An eye condition that eventually rendered him blind over his last fifteen years slowed him, but it never quenched his fervor for the microphone, playing every kind of music on the charts or telling humorous stories to early morning listeners.
Bob’s radio career began after graduating from Auburn in 1952. He spent two years working in communications and on radio in the military and then a year at a Mississippi station.
In 1955, he was hired at WAUD, where he worked six days a week for 61 years, not only doing his morning show, but adding the Classical Hour later in the day, after selling advertising all morning.
As Auburn grew from a very small town to the bustling University city that derives its livelihood from serving the students who attend school there, Bob’s colorful morning show included, over the years, “broadcasting live from the luxurious Longview Lounge next to the Casino on The Tuskegee Turnpike,” and commandeering the WAUD Traffic Helicopter, manned by a wide range of businessmen and women around Auburn, mentioned along with their designated duties on the helicopter.
The soggy collard sandwiches served along the ride during rush hour traffic observation were not to be missed.
Many were honored on the morning of their birthday by a herd of Auburn cows rendering their version of Happy Birthday under Bob’s direction.
Bob was also well-known for his column entitled “Esoterica for Everyone,” that appeared from 1970 in The Auburn Bulletin, later in The Opelika-Auburn News, and most recently in The Opelika Observer, detailed his colorful upbringing in Lamar County in West Alabama, as well as his observations of life.
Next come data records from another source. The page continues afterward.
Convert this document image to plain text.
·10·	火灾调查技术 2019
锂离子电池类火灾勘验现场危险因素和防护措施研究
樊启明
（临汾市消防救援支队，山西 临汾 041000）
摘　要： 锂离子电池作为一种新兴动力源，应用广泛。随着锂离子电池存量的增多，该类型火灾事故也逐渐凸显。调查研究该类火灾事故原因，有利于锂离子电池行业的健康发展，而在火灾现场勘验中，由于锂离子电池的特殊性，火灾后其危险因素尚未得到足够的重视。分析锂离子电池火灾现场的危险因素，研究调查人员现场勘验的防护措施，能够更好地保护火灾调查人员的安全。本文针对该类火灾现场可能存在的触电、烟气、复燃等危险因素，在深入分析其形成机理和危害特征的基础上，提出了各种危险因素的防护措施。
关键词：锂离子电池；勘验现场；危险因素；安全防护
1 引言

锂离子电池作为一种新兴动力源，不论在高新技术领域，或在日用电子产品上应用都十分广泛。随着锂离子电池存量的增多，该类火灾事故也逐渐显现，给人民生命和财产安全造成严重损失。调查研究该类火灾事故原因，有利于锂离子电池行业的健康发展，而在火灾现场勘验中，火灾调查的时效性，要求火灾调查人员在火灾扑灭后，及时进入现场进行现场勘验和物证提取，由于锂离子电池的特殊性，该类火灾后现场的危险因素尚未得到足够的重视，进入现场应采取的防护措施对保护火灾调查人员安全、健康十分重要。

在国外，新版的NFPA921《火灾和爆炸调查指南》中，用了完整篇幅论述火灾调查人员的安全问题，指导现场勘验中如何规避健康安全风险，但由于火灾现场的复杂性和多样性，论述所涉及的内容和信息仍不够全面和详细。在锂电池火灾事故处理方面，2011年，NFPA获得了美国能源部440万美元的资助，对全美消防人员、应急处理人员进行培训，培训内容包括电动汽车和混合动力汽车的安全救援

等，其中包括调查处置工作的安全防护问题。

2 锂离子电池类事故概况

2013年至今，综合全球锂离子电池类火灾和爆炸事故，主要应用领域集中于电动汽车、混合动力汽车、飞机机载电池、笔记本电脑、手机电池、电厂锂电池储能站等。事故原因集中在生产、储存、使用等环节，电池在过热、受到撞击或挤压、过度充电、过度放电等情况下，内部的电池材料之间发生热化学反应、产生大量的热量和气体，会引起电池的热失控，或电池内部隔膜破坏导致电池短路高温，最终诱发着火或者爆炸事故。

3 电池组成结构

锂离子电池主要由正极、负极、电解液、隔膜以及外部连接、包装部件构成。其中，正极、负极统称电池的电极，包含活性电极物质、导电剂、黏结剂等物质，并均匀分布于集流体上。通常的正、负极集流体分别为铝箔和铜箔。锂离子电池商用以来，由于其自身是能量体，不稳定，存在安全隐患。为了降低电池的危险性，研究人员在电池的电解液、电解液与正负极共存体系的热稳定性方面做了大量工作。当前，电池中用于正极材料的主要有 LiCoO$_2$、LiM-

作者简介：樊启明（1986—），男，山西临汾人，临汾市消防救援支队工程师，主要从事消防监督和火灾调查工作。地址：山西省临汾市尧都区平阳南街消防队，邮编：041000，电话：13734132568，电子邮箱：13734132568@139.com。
He gleaned a selection of columns to create two volumes of his book, “Friends, Family and Frontier Country – Growing up in West Alabama.”
Because of his extensive remembrances of his past in rural Lamar County in west Alabama, Lee County readers came to understand the nature of life in that less developed area of the state, which seemed, upon reading, farther away than the 200 miles across Alabama from Auburn.
Readers embraced the stories of poverty and family, of seemingly hard times and happy memories that Bob Sanders brought to his readership through those columns and books.
Bob is fondly remembered not only for his writing, but for his daily presence on the radio.
In fact, when the ownership of WAUD changed, it was inundated with calls of concern about Bob Sanders remaining on the air.
The new owners knew that Sanders was part and parcel of the station and his presence would remain and continue, which it did until his retirement in 2016.
Bob Sanders was preceded in death by his parents Prentice and Edna Boman Sanders of Vernon, AL.
He is survived by his wife of 63 years, Peggy Cline Sanders, brother Jack Lane Sanders (Jodie) of Huntsville, sister Donna Sue Sanders Thompson, daughter, Dr. Cynthia Lee Sanders McCarty (Pat), son Alan Jeffery Sanders, and grandsons Daniel Patrick McCarty, William Prentice McCarty and Ethan Edward McCarty.
Bob loved good books, good music, good food, and bridge games with friends.
He was a lifelong Democrat and a member of the Auburn First Baptist Church.
A celebration of Bob Sanders’ life will be Saturday, Feb. 3, 2018 at 3 p.m. at the Auburn First Baptist Church. Memorials may be sent in Bob’s name to the East Alabama Food Bank.